We're using MLX to fine tune a model fetched from hugging face.
from transformers import AutoModel
model = AutoModel.from_pretrained('deepseek-ai/deepseek-coder-6.7b-instruct')
We fine tuned the model with command like python -m mlx_lm.lora --config lora_config.yaml
and the config file looks like:
# The path to the local model directory or Hugging Face repo.
model: "deepseek-ai/deepseek-coder-6.7b-instruct"
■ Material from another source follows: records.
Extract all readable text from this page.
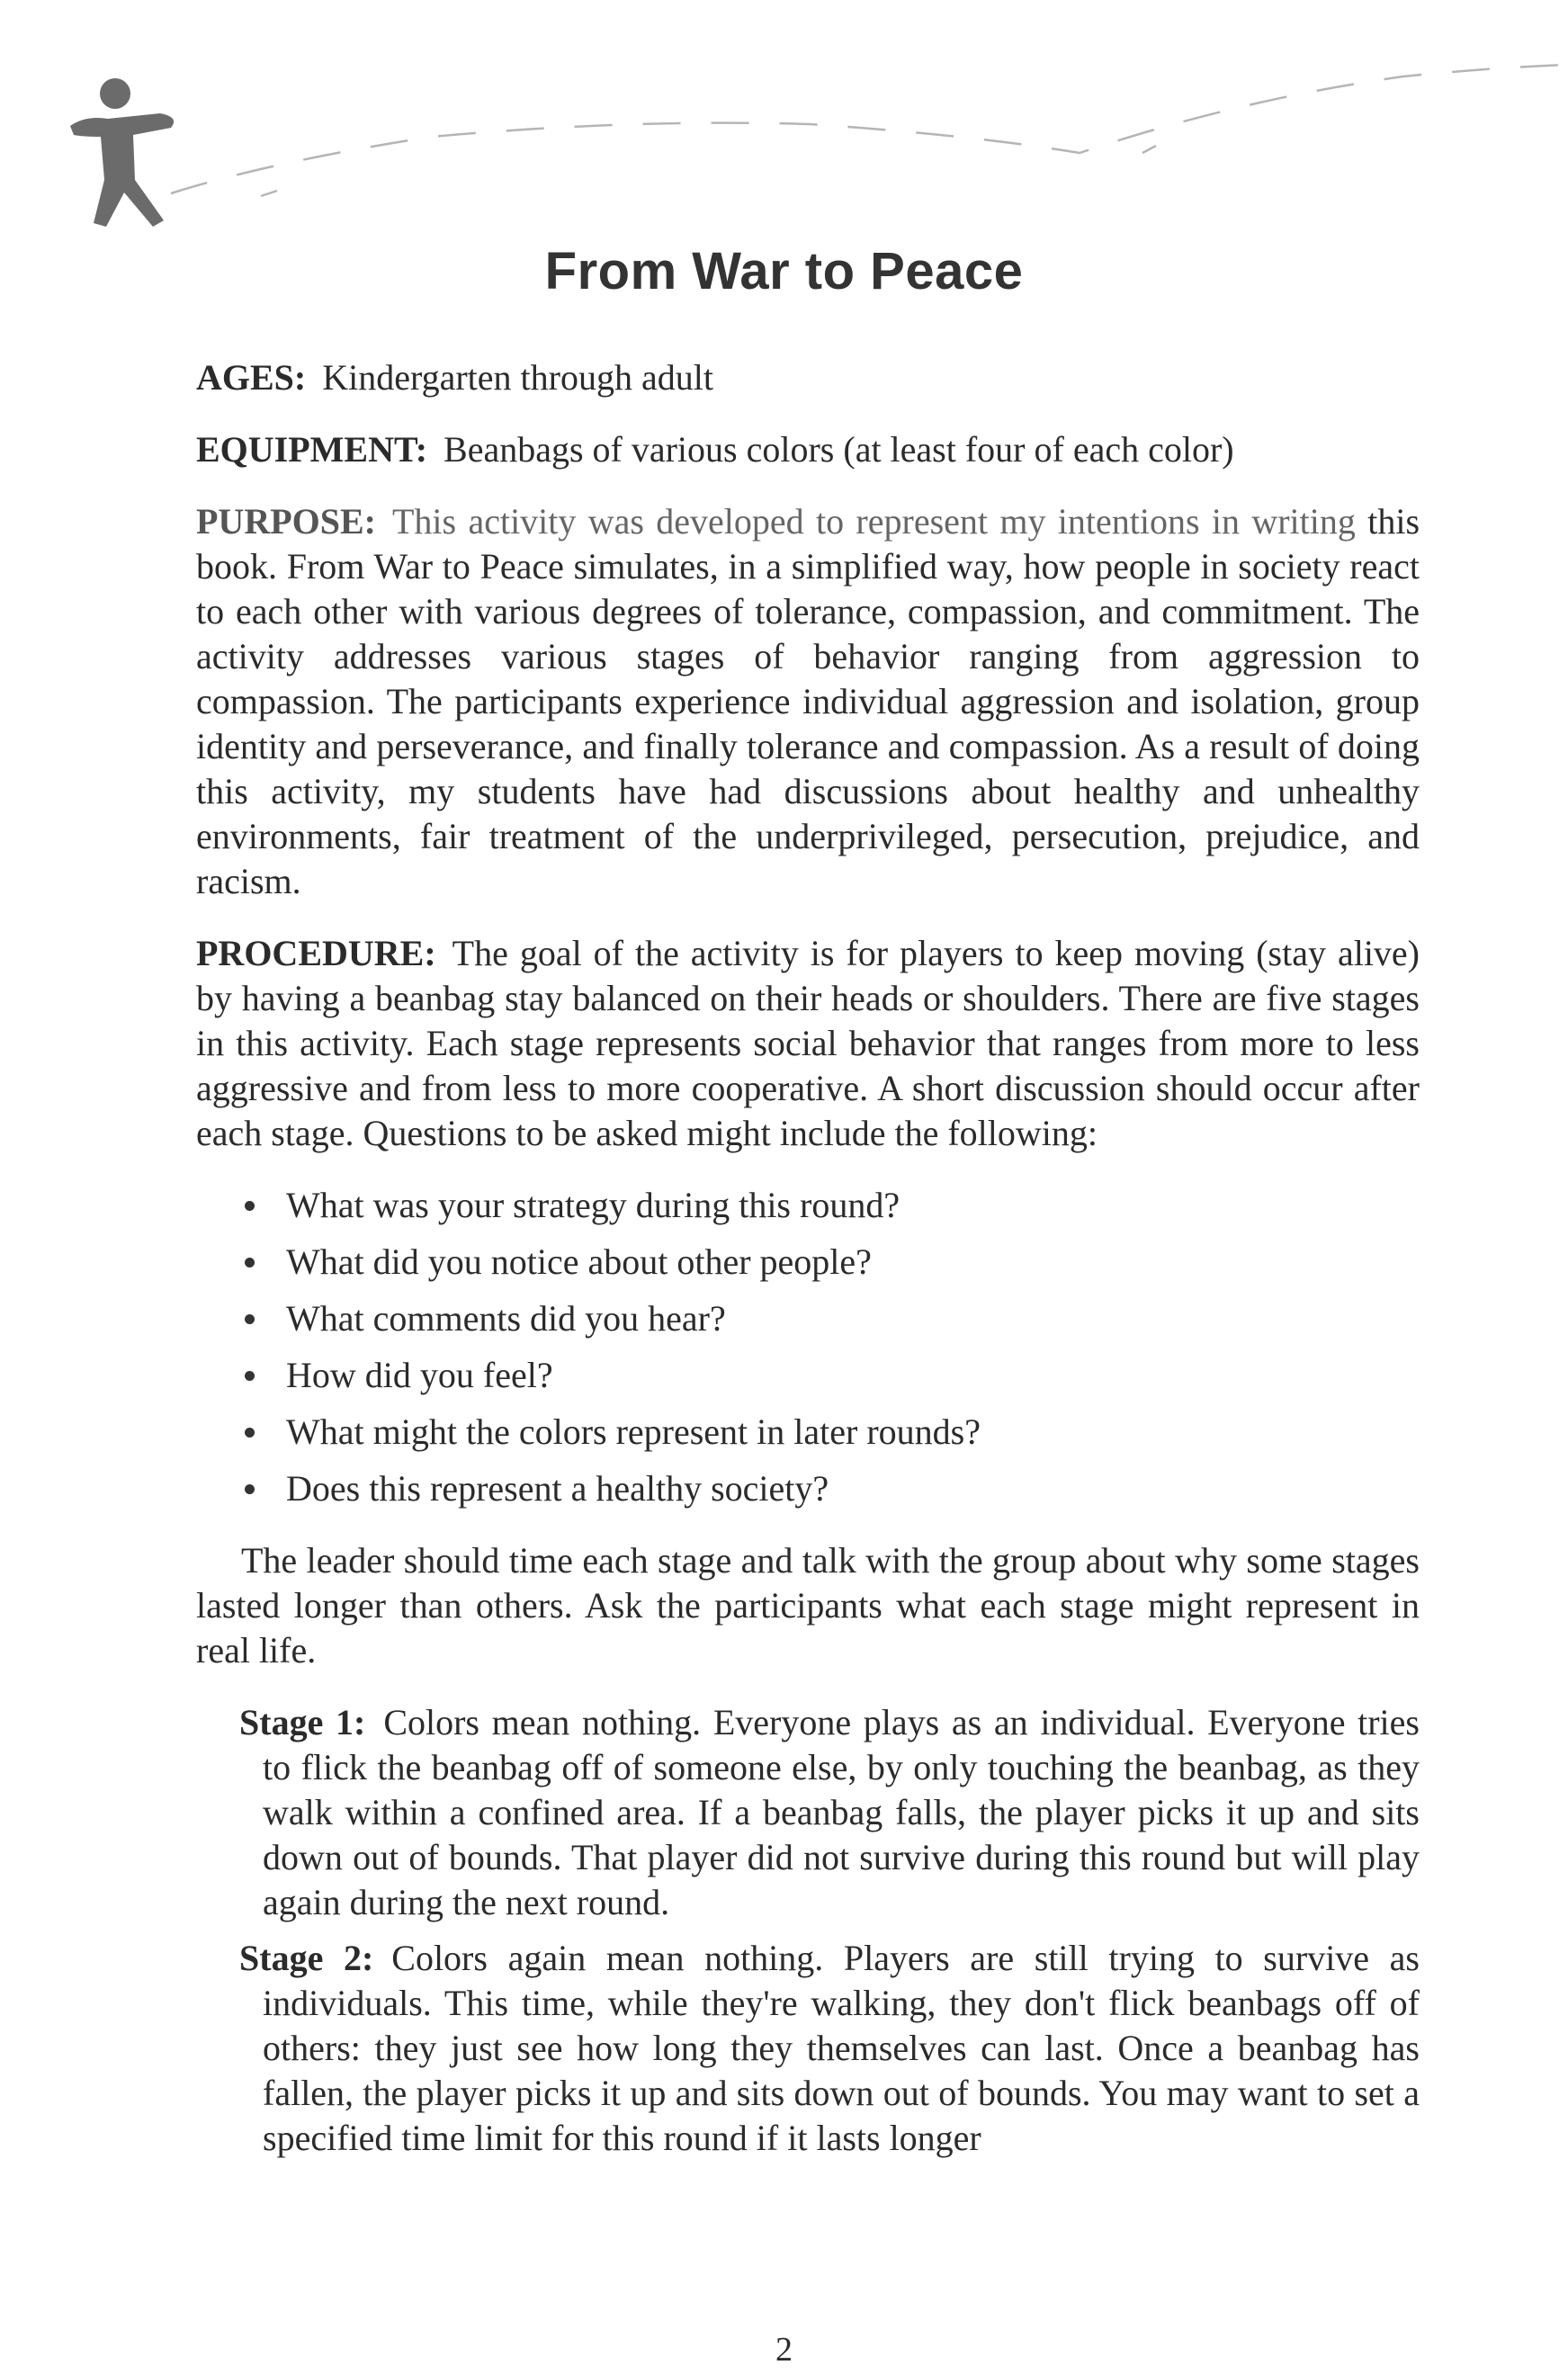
From War to Peace
AGES: Kindergarten through adult
EQUIPMENT: Beanbags of various colors (at least four of each color)
PURPOSE: This activity was developed to represent my intentions in writing this book. From War to Peace simulates, in a simplified way, how people in society react to each other with various degrees of tolerance, compassion, and commitment. The activity addresses various stages of behavior ranging from aggression to compassion. The participants experience individual aggression and isolation, group identity and perseverance, and finally tolerance and compassion. As a result of doing this activity, my students have had discussions about healthy and unhealthy environments, fair treatment of the underprivileged, persecution, prejudice, and racism.
PROCEDURE: The goal of the activity is for players to keep moving (stay alive) by having a beanbag stay balanced on their heads or shoulders. There are five stages in this activity. Each stage represents social behavior that ranges from more to less aggressive and from less to more cooperative. A short discussion should occur after each stage. Questions to be asked might include the following:
What was your strategy during this round?
What did you notice about other people?
What comments did you hear?
How did you feel?
What might the colors represent in later rounds?
Does this represent a healthy society?
The leader should time each stage and talk with the group about why some stages lasted longer than others. Ask the participants what each stage might represent in real life.
Stage 1: Colors mean nothing. Everyone plays as an individual. Everyone tries to flick the beanbag off of someone else, by only touching the beanbag, as they walk within a confined area. If a beanbag falls, the player picks it up and sits down out of bounds. That player did not survive during this round but will play again during the next round.
Stage 2: Colors again mean nothing. Players are still trying to survive as individuals. This time, while they're walking, they don't flick beanbags off of others: they just see how long they themselves can last. Once a beanbag has fallen, the player picks it up and sits down out of bounds. You may want to set a specified time limit for this round if it lasts longer
2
# Save/load path for the trained adapter weights.
adapter_path: "adapters"
When the adapter files generated after fine tuning, we evaluated the model by scripts like
from mlx_lm.utils import *
model,tokenizer = load(path_or_hf_repo ="deepseek-ai/deepseek-coder-6.7b-instruct",
adapter_path = "adapters" # path to new trained adaptor
)
text = "Tell sth about New York"
response = generate(model, tokenizer, prompt=text, verbose=True, temp=0.01, max_tokens=100)
and it works as expected.
However, after we saved the model and evaluated with mlx_lm.generate, the model worked poor. (the behavior is completely different from invoking the model with generate(model, tokenizer, prompt=text, verbose=True, temp=0.01, max_tokens=100)
.
mlx_lm.fuse --model "deepseek-ai/deepseek-coder-6.7b-instruct" --adapter-path "adapters" --save-path new_model
mlx_lm.generate --model new_model --prompt "Tell sth about New York" --adapter-path "adapters" --temp 0.01
Once you fuse the model you don't want to specify the adapter path otherwise it will try to add adapters to an already fused model (which is a bug).
Try using:
mlx_lm.generate --model new_model --prompt "Tell sth about New York" --temp 0.01
Also fusing can cause some degradation. The adapted weights are: W = W + scale * b^T a
. When you fuse b^T a
into W
it can be destructive if the adapter (b^T a
) has very different magnitude than the base weights (W
), particularly when using quantized or low precision base weights.
Tuning the scale
parameter can improve the model performance after fusion.